Transformer
Overview
transformer
is pure Go package to facilitate applying Natural Language Processing (NLP) models train/test and inference in Go.
This package is in active mode of building and there are many changes ahead. Hence you can use it with your complete own risk. The package will be considered as stable when version 1.0 is released.
transformer
is heavily inspired by and based on the popular Python HuggingFace Transformers. It's also influenced by Rust version - rust-bert. In fact, all pre-trained models for Rust are compatible to import to this Go transformer
package as both rust-bert
's dependency Pytorch Rust binding - tch-rs
and Go binding gotch
are built with similar principles.
transformer
is part of an ambitious goal (together with tokenizer and gotch) to bring more AI/deep-learning tools to Gophers so that they can stick to the language they love and good at and build faster software in production.
Dependencies
2 main dependencies are:
tokenizer
gotch
Prerequisites and installation
- As this package depends on
gotch
which is a Pytorch C++ API binding for Go, a pre-compiled Libtorch copy (CPU or GPU) should be installed in your machine. Please see gotch installation instruction for detail. - Install package:
go get -u github.com/sugarme/transformer
Basic example
import (
"fmt"
"log"
"github.com/sugarme/gotch"
ts "github.com/sugarme/gotch/tensor"
"github.com/sugarme/tokenizer"
"github.com/sugarme/transformer/bert"
)
func main() {
var config *bert.BertConfig = new(bert.BertConfig)
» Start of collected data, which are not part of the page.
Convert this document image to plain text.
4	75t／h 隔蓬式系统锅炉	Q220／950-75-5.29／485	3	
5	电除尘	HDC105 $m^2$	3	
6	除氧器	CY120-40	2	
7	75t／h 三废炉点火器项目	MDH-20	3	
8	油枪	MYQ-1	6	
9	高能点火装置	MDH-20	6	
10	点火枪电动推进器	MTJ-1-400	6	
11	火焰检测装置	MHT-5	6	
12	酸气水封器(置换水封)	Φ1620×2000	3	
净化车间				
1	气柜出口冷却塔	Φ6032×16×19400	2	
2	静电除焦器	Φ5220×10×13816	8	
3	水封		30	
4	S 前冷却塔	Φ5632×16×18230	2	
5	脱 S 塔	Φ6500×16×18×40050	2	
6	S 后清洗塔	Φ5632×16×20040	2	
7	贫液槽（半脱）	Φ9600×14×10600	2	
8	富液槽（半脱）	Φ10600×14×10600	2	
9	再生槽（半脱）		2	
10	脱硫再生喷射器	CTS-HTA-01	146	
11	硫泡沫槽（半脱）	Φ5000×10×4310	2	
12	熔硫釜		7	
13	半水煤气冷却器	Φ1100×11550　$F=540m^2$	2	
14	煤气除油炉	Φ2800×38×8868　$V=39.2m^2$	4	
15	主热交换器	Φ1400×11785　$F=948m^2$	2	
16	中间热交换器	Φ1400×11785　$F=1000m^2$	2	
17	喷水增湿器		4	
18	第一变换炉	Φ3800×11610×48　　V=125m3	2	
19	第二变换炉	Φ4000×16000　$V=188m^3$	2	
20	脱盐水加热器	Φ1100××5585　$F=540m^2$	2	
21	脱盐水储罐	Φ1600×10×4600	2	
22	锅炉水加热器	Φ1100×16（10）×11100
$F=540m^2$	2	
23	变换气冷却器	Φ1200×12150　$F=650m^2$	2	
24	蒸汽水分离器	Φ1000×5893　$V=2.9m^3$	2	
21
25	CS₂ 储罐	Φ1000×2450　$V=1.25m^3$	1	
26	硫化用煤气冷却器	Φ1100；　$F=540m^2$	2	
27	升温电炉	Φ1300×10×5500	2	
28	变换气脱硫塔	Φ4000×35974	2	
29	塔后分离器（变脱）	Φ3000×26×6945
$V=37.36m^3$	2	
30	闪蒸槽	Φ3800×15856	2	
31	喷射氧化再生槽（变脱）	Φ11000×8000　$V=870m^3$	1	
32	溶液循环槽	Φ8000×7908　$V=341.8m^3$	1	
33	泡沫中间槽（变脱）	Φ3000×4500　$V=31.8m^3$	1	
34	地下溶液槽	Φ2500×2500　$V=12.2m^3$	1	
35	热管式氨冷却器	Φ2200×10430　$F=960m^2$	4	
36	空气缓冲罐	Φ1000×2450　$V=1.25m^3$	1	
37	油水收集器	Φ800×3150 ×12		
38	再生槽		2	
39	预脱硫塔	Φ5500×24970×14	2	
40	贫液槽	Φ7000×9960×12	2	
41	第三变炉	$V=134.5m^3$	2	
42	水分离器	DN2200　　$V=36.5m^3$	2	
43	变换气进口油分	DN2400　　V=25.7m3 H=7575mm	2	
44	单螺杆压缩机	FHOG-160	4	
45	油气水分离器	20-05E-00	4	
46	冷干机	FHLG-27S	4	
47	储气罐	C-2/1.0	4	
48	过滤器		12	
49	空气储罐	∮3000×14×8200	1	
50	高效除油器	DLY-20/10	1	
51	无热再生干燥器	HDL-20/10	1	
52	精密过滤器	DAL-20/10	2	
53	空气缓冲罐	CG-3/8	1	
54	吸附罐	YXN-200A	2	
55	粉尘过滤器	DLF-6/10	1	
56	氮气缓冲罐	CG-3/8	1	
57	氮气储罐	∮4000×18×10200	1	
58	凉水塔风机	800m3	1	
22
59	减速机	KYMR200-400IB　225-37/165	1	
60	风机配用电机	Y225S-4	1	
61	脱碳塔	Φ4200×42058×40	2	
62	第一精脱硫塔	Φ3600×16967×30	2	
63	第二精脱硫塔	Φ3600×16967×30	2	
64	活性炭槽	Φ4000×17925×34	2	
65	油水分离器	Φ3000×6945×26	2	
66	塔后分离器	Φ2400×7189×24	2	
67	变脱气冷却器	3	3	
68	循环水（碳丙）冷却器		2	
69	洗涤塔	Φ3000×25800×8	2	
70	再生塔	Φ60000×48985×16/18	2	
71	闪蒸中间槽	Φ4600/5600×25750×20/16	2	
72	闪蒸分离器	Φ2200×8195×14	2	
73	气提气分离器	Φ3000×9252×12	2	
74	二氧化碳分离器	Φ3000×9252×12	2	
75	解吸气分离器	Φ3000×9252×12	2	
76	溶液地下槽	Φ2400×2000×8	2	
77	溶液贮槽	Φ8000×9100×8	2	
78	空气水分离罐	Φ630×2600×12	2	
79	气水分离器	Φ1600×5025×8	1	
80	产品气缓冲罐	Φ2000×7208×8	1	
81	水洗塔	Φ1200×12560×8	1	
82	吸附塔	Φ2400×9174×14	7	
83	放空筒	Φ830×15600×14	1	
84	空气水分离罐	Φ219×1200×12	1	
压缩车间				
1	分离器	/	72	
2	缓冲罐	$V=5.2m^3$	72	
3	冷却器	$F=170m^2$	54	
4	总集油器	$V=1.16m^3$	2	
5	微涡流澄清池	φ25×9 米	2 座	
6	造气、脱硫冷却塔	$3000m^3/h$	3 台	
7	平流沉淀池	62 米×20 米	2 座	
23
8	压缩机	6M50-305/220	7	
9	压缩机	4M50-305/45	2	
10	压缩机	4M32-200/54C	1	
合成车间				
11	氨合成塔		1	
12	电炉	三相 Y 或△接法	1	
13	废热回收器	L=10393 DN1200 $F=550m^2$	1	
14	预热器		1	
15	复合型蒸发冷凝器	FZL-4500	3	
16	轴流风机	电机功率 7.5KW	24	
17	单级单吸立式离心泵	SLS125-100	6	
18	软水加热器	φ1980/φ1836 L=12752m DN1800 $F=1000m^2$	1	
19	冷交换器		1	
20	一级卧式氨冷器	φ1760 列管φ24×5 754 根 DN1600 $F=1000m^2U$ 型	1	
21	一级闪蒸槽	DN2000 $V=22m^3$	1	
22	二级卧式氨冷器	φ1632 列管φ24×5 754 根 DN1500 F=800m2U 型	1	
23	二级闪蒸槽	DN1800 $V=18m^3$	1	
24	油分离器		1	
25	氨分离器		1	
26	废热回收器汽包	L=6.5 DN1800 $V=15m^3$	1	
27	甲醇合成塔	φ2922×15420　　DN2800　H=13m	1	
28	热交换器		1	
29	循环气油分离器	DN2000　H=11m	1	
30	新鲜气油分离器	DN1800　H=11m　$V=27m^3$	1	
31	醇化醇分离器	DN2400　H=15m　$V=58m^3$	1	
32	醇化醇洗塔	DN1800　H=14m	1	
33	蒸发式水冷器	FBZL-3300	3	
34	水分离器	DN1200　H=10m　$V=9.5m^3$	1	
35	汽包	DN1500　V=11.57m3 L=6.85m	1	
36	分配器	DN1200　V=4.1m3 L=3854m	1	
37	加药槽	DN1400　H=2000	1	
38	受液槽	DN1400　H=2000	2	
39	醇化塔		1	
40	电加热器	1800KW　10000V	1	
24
if err := transformer.LoadConfig(config, "bert-base-uncased", nil); err != nil {
log.Fatal(err)
}
var model *bert.BertForMaskedLM = new(bert.BertForMaskedLM)
if err := transformer.LoadModel(model, "bert-base-uncased", config, nil, gotch.CPU); err != nil {
log.Fatal(err)
}
var tk *bert.Tokenizer = bert.NewTokenizer()
if err := tk.Load("bert-base-uncased", nil); err != nil{
log.Fatal(err)
}
sentence1 := "Looks like one [MASK] is missing"
sentence2 := "It was a very nice and [MASK] day"
var input []tokenizer.EncodeInput
input = append(input, tokenizer.NewSingleEncodeInput(tokenizer.NewInputSequence(sentence1)))
input = append(input, tokenizer.NewSingleEncodeInput(tokenizer.NewInputSequence(sentence2)))
encodings, err := tk.EncodeBatch(input, true)
if err != nil {
log.Fatal(err)
}
var maxLen int = 0
for _, en := range encodings {
if len(en.Ids) > maxLen {
maxLen = len(en.Ids)
}
}
var tensors []ts.Tensor
for _, en := range encodings {
var tokInput []int64 = make([]int64, maxLen)
for i := 0; i < len(en.Ids); i++ {
tokInput[i] = int64(en.Ids[i])
}
tensors = append(tensors, ts.TensorFrom(tokInput))
}
inputTensor := ts.MustStack(tensors, 0).MustTo(device, true)
var output ts.Tensor
ts.NoGrad(func() {
output, _, _ = model.ForwardT(inputTensor, ts.None, ts.None, ts.None, ts.None, ts.None, ts.None, false)
})
index1 := output.MustGet(0).MustGet(4).MustArgmax(0, false, false).Int64Values()[0]
index2 := output.MustGet(1).MustGet(7).MustArgmax(0, false, false).Int64Values()[0]
got1, ok := tk.IdToToken(int(index1))
if !ok {
fmt.Printf("Cannot find a corresponding word for the given id (%v) in vocab.\n", index1)
}
got2, ok := tk.IdToToken(int(index2))
if !ok {
fmt.Printf("Cannot find a corresponding word for the given id (%v) in vocab.\n", index2)
}
fmt.Println(got1)
fmt.Println(got2)
// Output:
// person
// pleasant
}
Getting Started
- See pkg.go.dev for detail APIs
License
transformer
is Apache 2.0 licensed.
Acknowledgement
-
This project has been inspired and used many concepts from Python HuggingFace Transformers and Rust version - rust-bert.
-
Pre-trained models and configurations are downloaded remotely from HuggingFace.